Eurobarometer has published  the final report of a survey on Europeans’ attitudes towards vaccination. The survey commissioned by the European Commission, Directorate General for Health and Food Safety (DG SANTE) involved 27,524 respondents from the 28 EU Member States and was carried out between the 15th and 29th of March 2019. The report as well as annexes can be find at http://ec.europa.eu/commfrontoffice/publicopinion/index.cfm/survey/getsurveydetail/instruments/special/surveyky/2223.   The main findings of the survey have been reported by the press and it is not worth reporting them again. In a nutshell, the conclusion of this exercise is that most European citizens (85%) think that vaccines are effective but almost half of them (48%) believe that they can have serious side effects as well. Other findings are more obvious and add very little to what we already know about vaccine hesitancy. Said so, this study deserves two comments and one consideration. The first comment concerns vaccine effectiveness. Most people think that vaccine are effective. Anti-vaccine activists challenge vaccine effectiveness but they are a small minority.
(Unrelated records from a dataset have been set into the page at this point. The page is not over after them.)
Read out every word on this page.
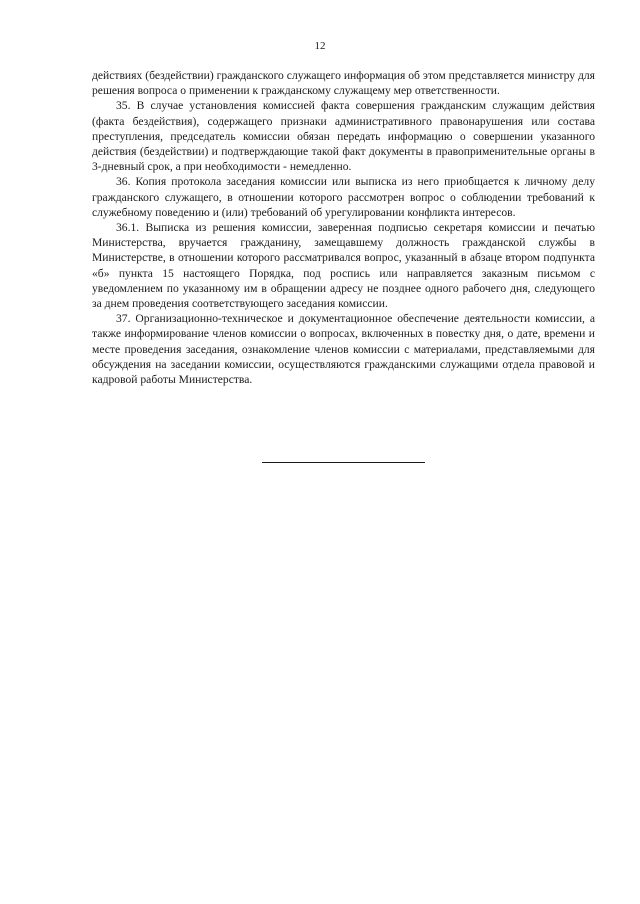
12

действиях (бездействии) гражданского служащего информация об этом представляется министру для решения вопроса о применении к гражданскому служащему мер ответственности.

35. В случае установления комиссией факта совершения гражданским служащим действия (факта бездействия), содержащего признаки административного правонарушения или состава преступления, председатель комиссии обязан передать информацию о совершении указанного действия (бездействии) и подтверждающие такой факт документы в правоприменительные органы в 3-дневный срок, а при необходимости - немедленно.

36. Копия протокола заседания комиссии или выписка из него приобщается к личному делу гражданского служащего, в отношении которого рассмотрен вопрос о соблюдении требований к служебному поведению и (или) требований об урегулировании конфликта интересов.

36.1. Выписка из решения комиссии, заверенная подписью секретаря комиссии и печатью Министерства, вручается гражданину, замещавшему должность гражданской службы в Министерстве, в отношении которого рассматривался вопрос, указанный в абзаце втором подпункта «б» пункта 15 настоящего Порядка, под роспись или направляется заказным письмом с уведомлением по указанному им в обращении адресу не позднее одного рабочего дня, следующего за днем проведения соответствующего заседания комиссии.

37. Организационно-техническое и документационное обеспечение деятельности комиссии, а также информирование членов комиссии о вопросах, включенных в повестку дня, о дате, времени и месте проведения заседания, ознакомление членов комиссии с материалами, представляемыми для обсуждения на заседании комиссии, осуществляются гражданскими служащими отдела правовой и кадровой работы Министерства.
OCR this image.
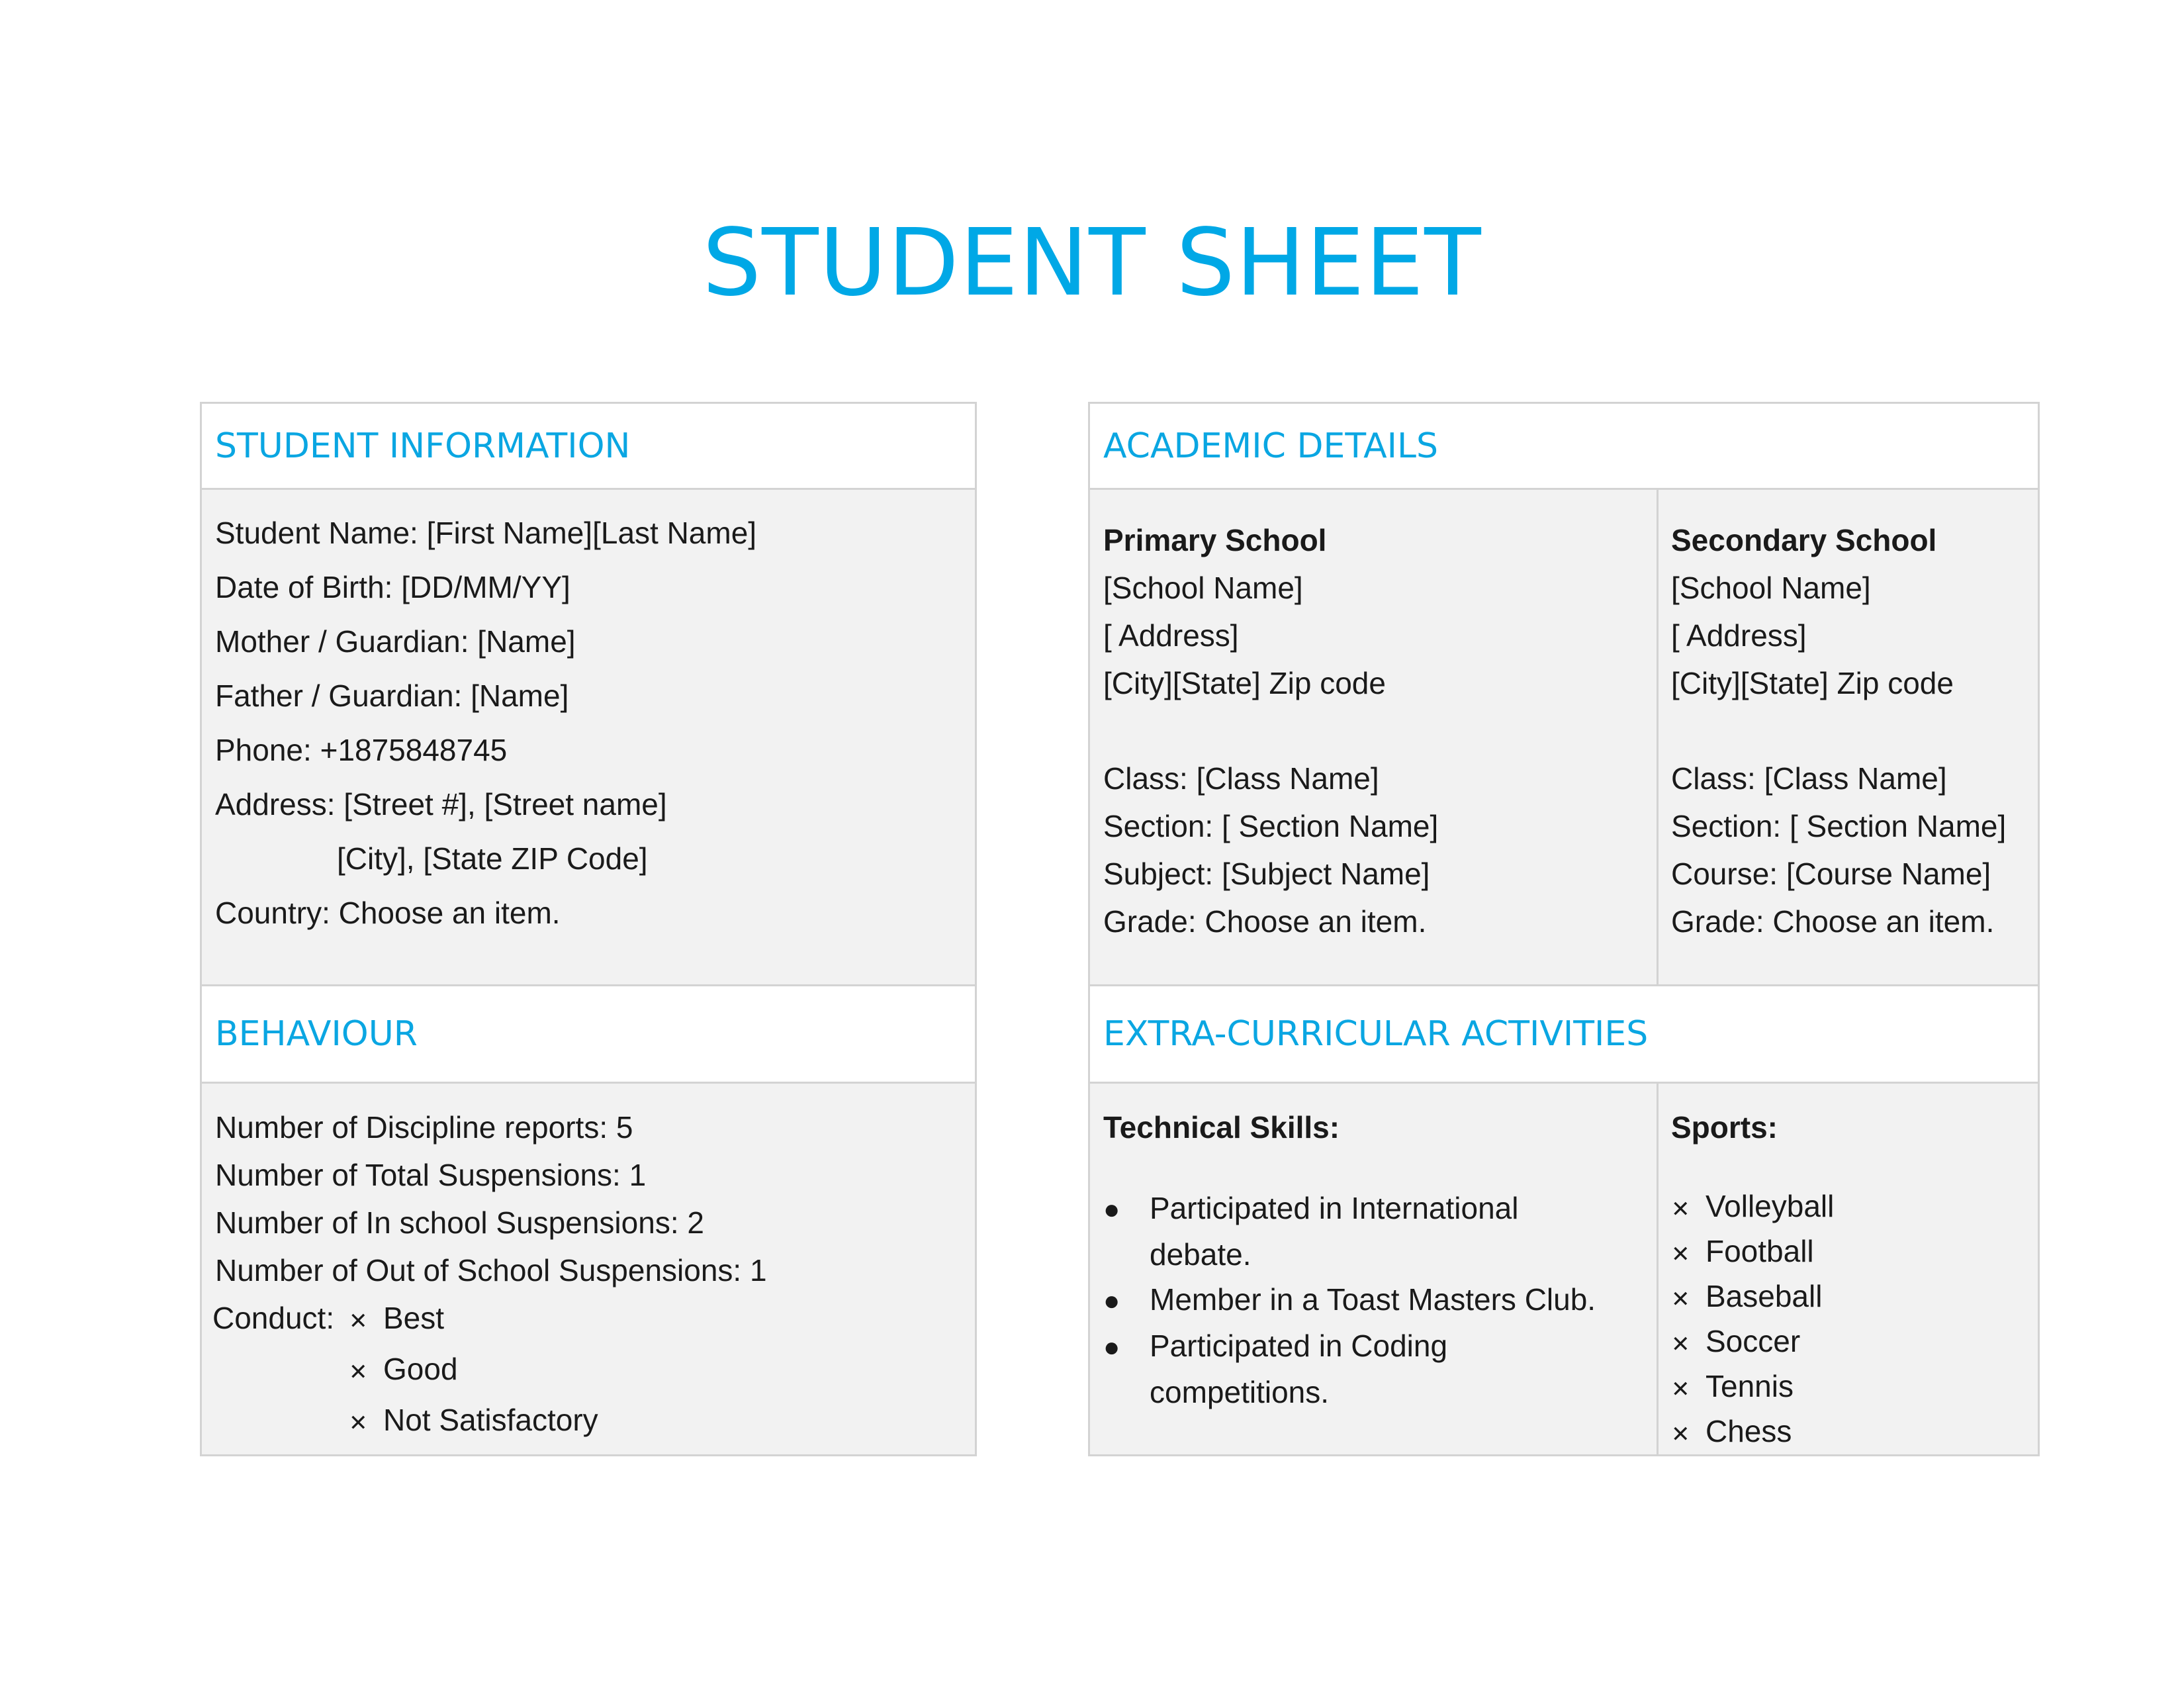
STUDENT SHEET
STUDENT INFORMATION
Student Name: [First Name][Last Name]
Date of Birth: [DD/MM/YY]
Mother / Guardian: [Name]
Father / Guardian: [Name]
Phone: +1875848745
Address: [Street #], [Street name]
[City], [State ZIP Code]
Country: Choose an item.
BEHAVIOUR
Number of Discipline reports: 5
Number of Total Suspensions: 1
Number of In school Suspensions: 2
Number of Out of School Suspensions: 1
Conduct: ✕ Best
✕ Good
✕ Not Satisfactory
ACADEMIC DETAILS
Primary School
[School Name]
[ Address]
[City][State] Zip code
Class: [Class Name]
Section: [ Section Name]
Subject: [Subject Name]
Grade: Choose an item.
Secondary School
[School Name]
[ Address]
[City][State] Zip code
Class: [Class Name]
Section: [ Section Name]
Course: [Course Name]
Grade: Choose an item.
EXTRA-CURRICULAR ACTIVITIES
Technical Skills:
● Participated in International
debate.
● Member in a Toast Masters Club.
● Participated in Coding
competitions.
Sports:
✕ Volleyball
✕ Football
✕ Baseball
✕ Soccer
✕ Tennis
✕ Chess
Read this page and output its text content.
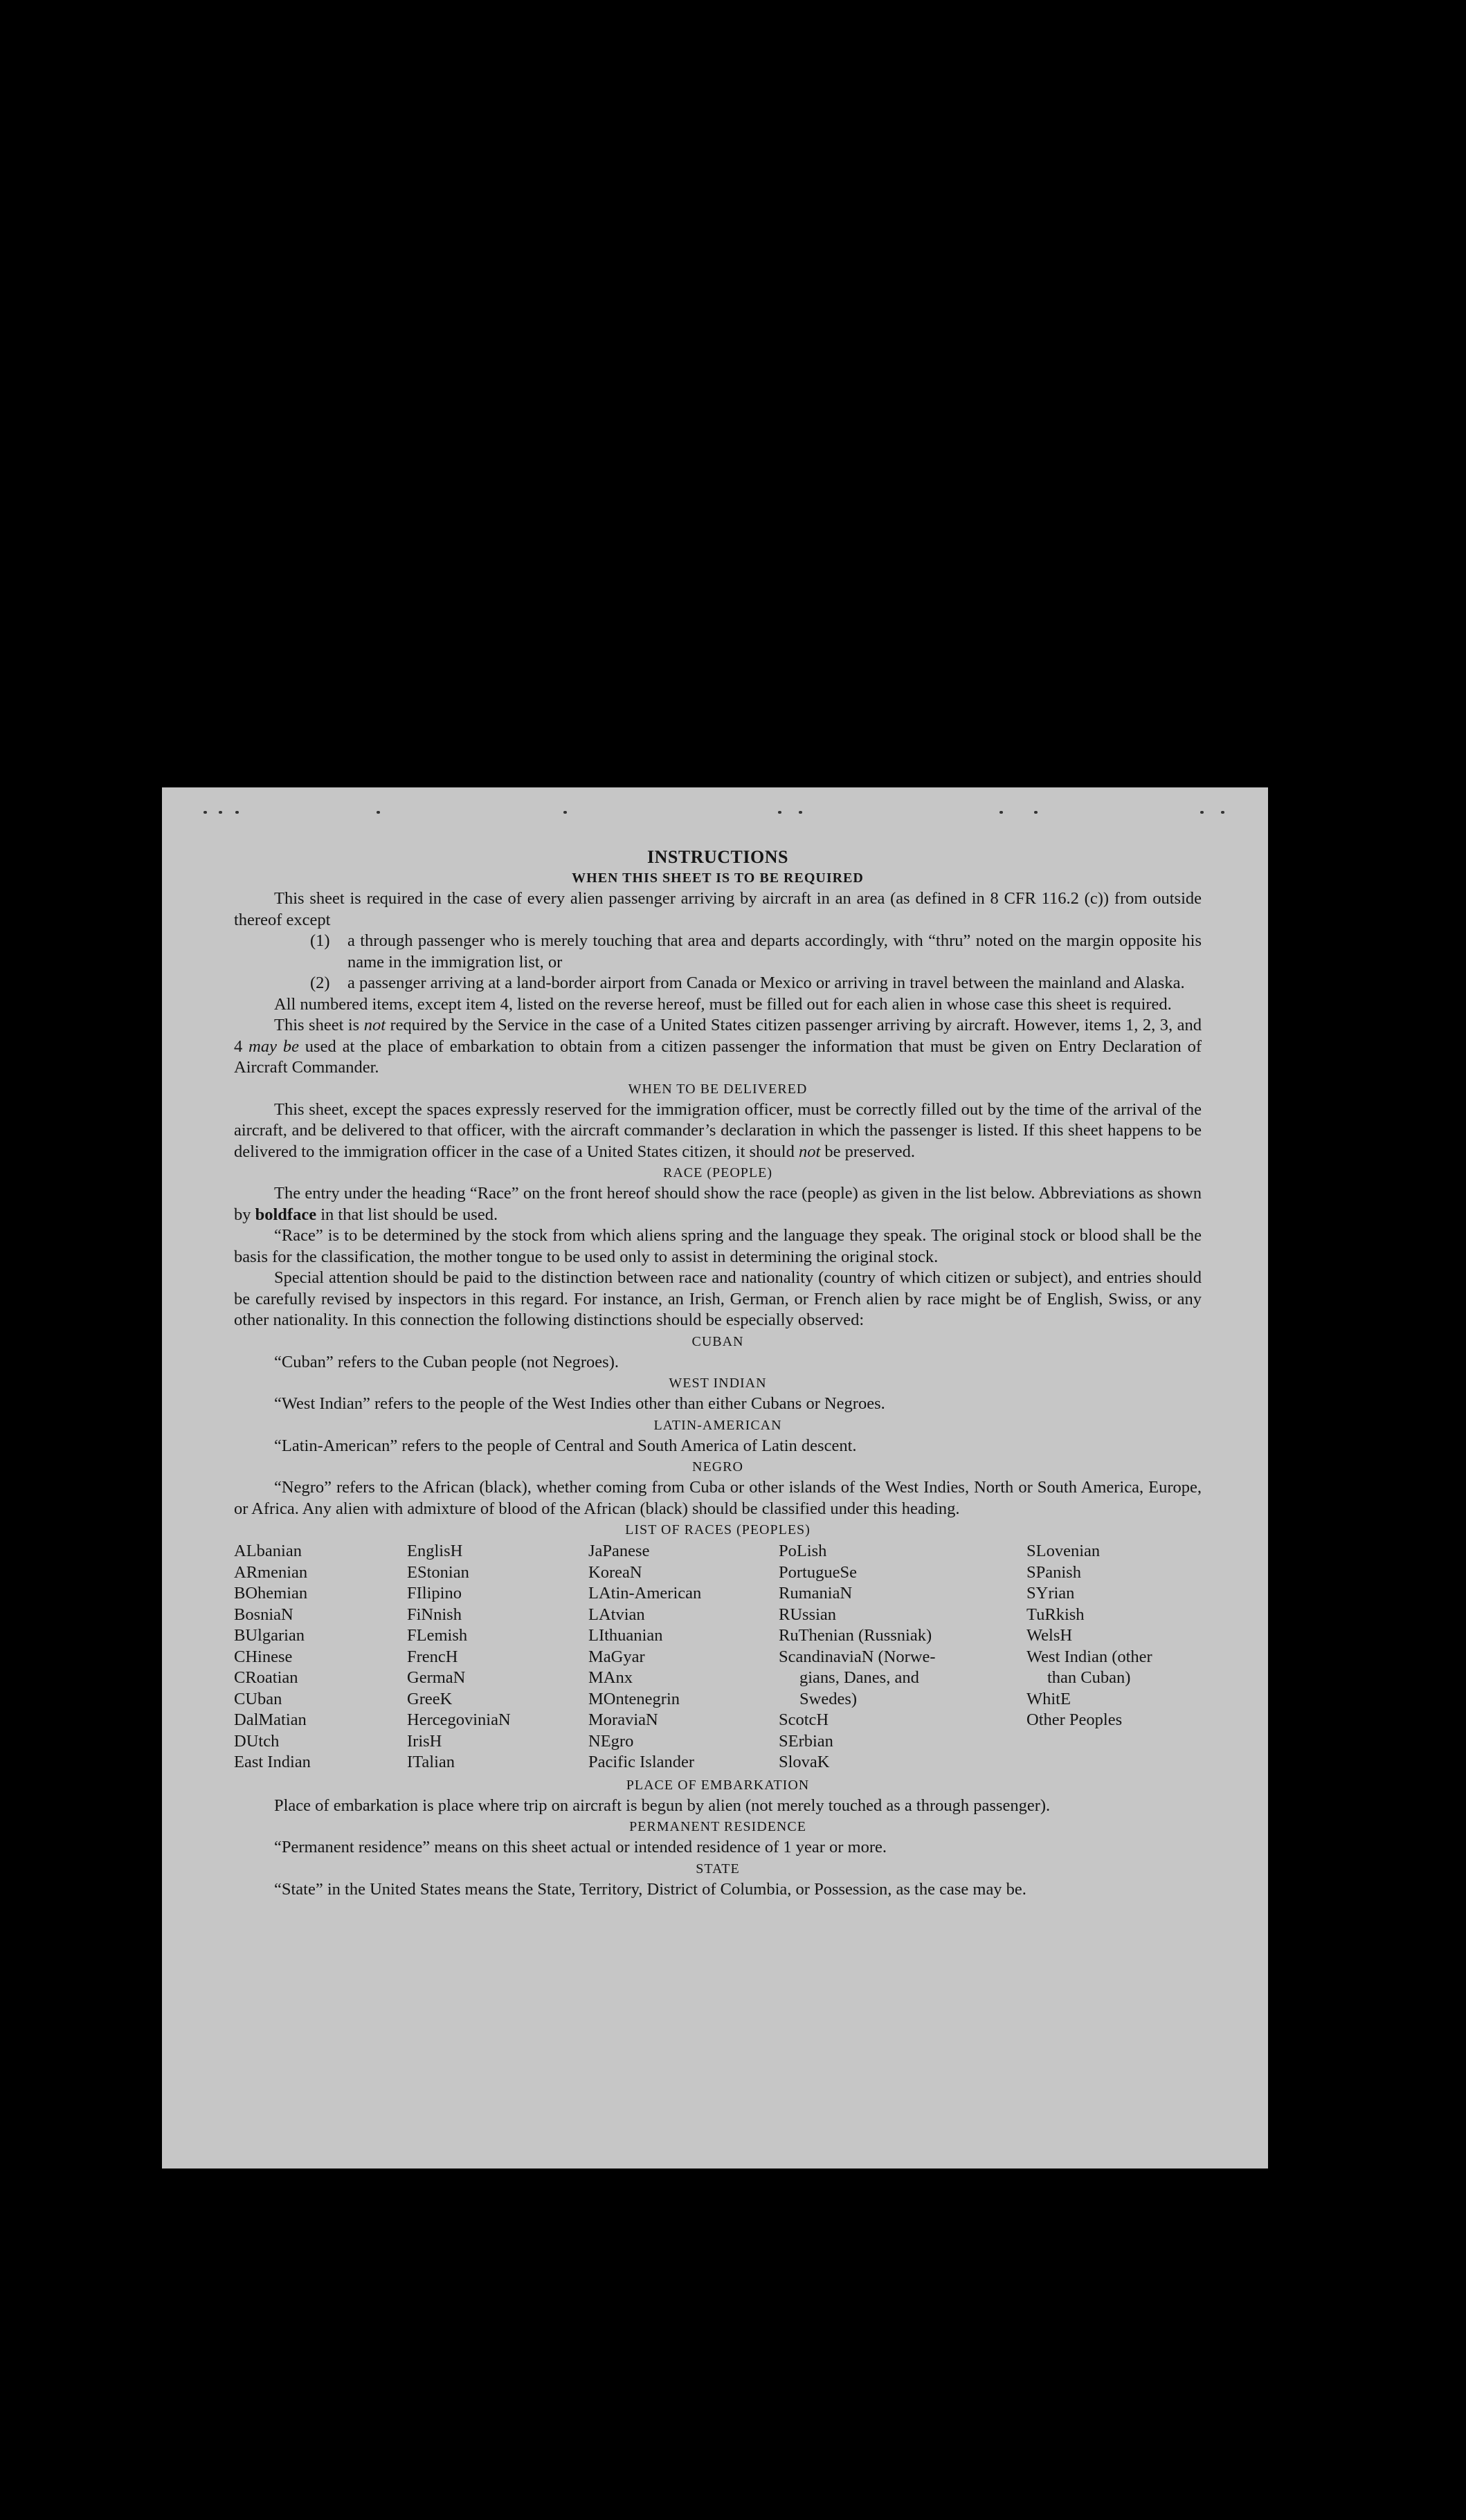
INSTRUCTIONS
WHEN THIS SHEET IS TO BE REQUIRED

This sheet is required in the case of every alien passenger arriving by aircraft in an area (as defined in 8 CFR 116.2 (c)) from outside thereof except

(1)	a through passenger who is merely touching that area and departs accordingly, with “thru” noted on the margin opposite his name in the immigration list, or
(2)	a passenger arriving at a land-border airport from Canada or Mexico or arriving in travel between the mainland and Alaska.

All numbered items, except item 4, listed on the reverse hereof, must be filled out for each alien in whose case this sheet is required.

This sheet is not required by the Service in the case of a United States citizen passenger arriving by aircraft. However, items 1, 2, 3, and 4 may be used at the place of embarkation to obtain from a citizen passenger the information that must be given on Entry Declaration of Aircraft Commander.

WHEN TO BE DELIVERED

This sheet, except the spaces expressly reserved for the immigration officer, must be correctly filled out by the time of the arrival of the aircraft, and be delivered to that officer, with the aircraft commander’s declaration in which the passenger is listed. If this sheet happens to be delivered to the immigration officer in the case of a United States citizen, it should not be preserved.

RACE (PEOPLE)

The entry under the heading “Race” on the front hereof should show the race (people) as given in the list below. Abbreviations as shown by boldface in that list should be used.

“Race” is to be determined by the stock from which aliens spring and the language they speak. The original stock or blood shall be the basis for the classification, the mother tongue to be used only to assist in determining the original stock.

Special attention should be paid to the distinction between race and nationality (country of which citizen or subject), and entries should be carefully revised by inspectors in this regard. For instance, an Irish, German, or French alien by race might be of English, Swiss, or any other nationality. In this connection the following distinctions should be especially observed:

CUBAN

“Cuban” refers to the Cuban people (not Negroes).

WEST INDIAN

“West Indian” refers to the people of the West Indies other than either Cubans or Negroes.

LATIN-AMERICAN

“Latin-American” refers to the people of Central and South America of Latin descent.

NEGRO

“Negro” refers to the African (black), whether coming from Cuba or other islands of the West Indies, North or South America, Europe, or Africa. Any alien with admixture of blood of the African (black) should be classified under this heading.

LIST OF RACES (PEOPLES)
ALbanian
ARmenian
BOhemian
BosniaN
BUlgarian
CHinese
CRoatian
CUban
DalMatian
DUtch
East Indian
EnglisH
EStonian
FIlipino
FiNnish
FLemish
FrencH
GermaN
GreeK
HercegoviniaN
IrisH
ITalian
JaPanese
KoreaN
LAtin-American
LAtvian
LIthuanian
MaGyar
MAnx
MOntenegrin
MoraviaN
NEgro
Pacific Islander
PoLish
PortugueSe
RumaniaN
RUssian
RuThenian (Russniak)
ScandinaviaN (Norwe-
gians, Danes, and
Swedes)
ScotcH
SErbian
SlovaK
SLovenian
SPanish
SYrian
TuRkish
WelsH
West Indian (other
than Cuban)
WhitE
Other Peoples
PLACE OF EMBARKATION

Place of embarkation is place where trip on aircraft is begun by alien (not merely touched as a through passenger).

PERMANENT RESIDENCE

“Permanent residence” means on this sheet actual or intended residence of 1 year or more.

STATE

“State” in the United States means the State, Territory, District of Columbia, or Possession, as the case may be.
When people hesitate to vaccinate, it is not because they think vaccine are ineffective but because they think that infectious diseases are not so  dangerous in comparison to vaccine potential side effects. The second comment concerns the gap between what people think of vaccine and what they actually do. They say that vaccines are beneficial, but they neglect vaccination. Why? Because  they don’t think that  infectious diseases are an issue for them. Enlightening too much vaccine merits in defeating  infections can have the collateral effect to over reassure people and, paradoxically, it could jeopardize vaccination campaigns. The final consideration is about the survey itself.  Questions suffer for being decontextualized, they have been posed in March 2019, but could have been posed one, two, or ten years ago. There is no link with the present, no reference to current problems and debate on vaccine  and vaccination. This  survey missed the opportunity to provide a real time picture and this is a damage.